Vio que la mujer de Pablo se había vuelto de frente y estaba escuchando. Cuando pronunció la palabra puente, todos guardaron silencio.
- Después del puente -volvió a decir Jordan con intención. Y tomó un trago de ajenjo. «Será mejor poner las cartas sobre la mesa -pensó-. De todas formas, me veré obligado a hacerlo.»
- No estoy por lo del puente -dijo Pablo, mirando hacia la mesa-. Ni yo ni mi gente.
Jordan no le discutió. Miró a Anselmo y levantó el jarro.
- Entonces tendremos que hacerlo solos, viejo-y sonrió.
- Sin ese cobarde -dijo Anselmo.
- ¿Qué es lo que has dicho? -preguntó Pablo al viejo.
- No he dicho nada para ti; no hablaba para ti -contestó Anselmo.
Robert Jordan miró al otro lado de la mesa, hacia donde la mujer de Pablo estaba de pie, junto al fuego. No había dicho nada ni había hecho ningún gesto. Pero entonces empezó a decir algo a la muchacha, algo que él no podía oír, y la chica se levantó del rincón que ocupaba junto al fuego, se deslizó al amparo del muro, levantó la manta que tapaba la entrada de la cueva y salió. «Creo que lo feo va a plantearse ahora -pensó Robert Jordan-. Creo que ya se ha planteado. No hubiera querido que las cosas ocurrieran de este modo, pero parece que suceden así.»

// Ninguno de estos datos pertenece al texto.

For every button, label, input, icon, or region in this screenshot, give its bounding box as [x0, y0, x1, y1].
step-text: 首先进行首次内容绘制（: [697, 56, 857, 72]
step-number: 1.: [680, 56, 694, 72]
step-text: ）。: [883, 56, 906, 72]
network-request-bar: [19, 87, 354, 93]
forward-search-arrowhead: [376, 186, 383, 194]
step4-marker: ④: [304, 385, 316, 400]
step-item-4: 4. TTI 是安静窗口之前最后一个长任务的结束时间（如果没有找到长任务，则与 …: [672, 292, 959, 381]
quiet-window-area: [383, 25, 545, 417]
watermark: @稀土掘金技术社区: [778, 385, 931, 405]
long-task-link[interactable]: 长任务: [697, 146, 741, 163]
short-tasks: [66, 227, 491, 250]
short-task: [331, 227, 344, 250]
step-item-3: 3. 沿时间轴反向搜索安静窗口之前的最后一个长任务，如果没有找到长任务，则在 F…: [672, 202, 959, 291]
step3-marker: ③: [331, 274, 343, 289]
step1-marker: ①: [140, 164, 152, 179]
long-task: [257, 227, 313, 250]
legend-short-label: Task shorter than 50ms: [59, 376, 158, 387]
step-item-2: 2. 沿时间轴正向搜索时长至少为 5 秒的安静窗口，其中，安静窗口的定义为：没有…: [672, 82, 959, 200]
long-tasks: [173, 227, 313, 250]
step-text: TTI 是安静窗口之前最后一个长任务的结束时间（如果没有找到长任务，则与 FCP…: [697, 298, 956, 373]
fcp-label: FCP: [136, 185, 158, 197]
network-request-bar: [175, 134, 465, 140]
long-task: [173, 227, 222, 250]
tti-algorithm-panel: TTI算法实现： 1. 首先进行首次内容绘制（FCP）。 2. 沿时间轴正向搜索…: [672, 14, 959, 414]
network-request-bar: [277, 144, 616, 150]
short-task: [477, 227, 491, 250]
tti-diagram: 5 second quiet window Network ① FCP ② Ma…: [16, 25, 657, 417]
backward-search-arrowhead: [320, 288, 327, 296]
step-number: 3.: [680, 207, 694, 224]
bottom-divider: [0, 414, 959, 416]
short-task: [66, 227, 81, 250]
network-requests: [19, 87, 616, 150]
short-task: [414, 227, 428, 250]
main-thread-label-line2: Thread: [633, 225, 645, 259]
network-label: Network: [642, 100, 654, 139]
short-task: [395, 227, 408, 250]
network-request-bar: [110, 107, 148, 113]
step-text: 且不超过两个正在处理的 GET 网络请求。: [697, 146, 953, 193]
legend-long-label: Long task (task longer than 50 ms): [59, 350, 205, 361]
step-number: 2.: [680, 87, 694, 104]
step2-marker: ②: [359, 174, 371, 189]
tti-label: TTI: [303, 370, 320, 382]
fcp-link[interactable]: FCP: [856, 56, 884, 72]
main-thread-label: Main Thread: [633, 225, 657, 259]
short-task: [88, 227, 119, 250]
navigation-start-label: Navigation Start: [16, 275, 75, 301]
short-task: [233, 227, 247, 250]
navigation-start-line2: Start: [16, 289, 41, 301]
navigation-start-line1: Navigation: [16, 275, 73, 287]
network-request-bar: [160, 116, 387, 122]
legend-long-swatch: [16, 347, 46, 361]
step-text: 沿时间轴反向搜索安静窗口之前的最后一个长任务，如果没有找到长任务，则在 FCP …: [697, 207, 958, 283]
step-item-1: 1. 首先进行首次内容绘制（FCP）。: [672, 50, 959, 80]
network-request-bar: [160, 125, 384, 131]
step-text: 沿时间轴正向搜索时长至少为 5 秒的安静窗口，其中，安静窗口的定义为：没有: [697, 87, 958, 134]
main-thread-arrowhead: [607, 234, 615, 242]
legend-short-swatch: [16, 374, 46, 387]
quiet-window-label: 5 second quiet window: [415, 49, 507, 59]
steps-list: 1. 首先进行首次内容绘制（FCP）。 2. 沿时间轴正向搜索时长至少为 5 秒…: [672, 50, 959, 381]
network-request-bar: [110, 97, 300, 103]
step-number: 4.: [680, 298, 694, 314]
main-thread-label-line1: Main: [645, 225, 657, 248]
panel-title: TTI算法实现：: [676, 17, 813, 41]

- Bueno, haremos lo del puente sin tu ayuda -dijo Jordan a Pablo tuteándole de repente.
- No -replicó Pablo, y Jordan vio que su rostro se había cubierto de sudor-. Tú no harás volar aquí ningún puente.
- ¿No?
- Tú no harás volar aquí ningún puente -insistió Pablo.
- ¿Y tú? -preguntó Jordan, dirigiéndose a la mujer de Pablo, que estaba de pie, tranquila y arrogante junto al fuego. La mujer se volvió hacia ellos y dijo:
- Yo estoy por lo del puente. -Su rostro, iluminado por el resplandor del fogón, aparecía oscuro, bronceado y hermoso, como el de una estatua -¿Qué dices tú? -preguntó Pablo, y Jordan vio que se sentía traicionado y que el sudor le caía de la frente al volver hacia ella la cabeza.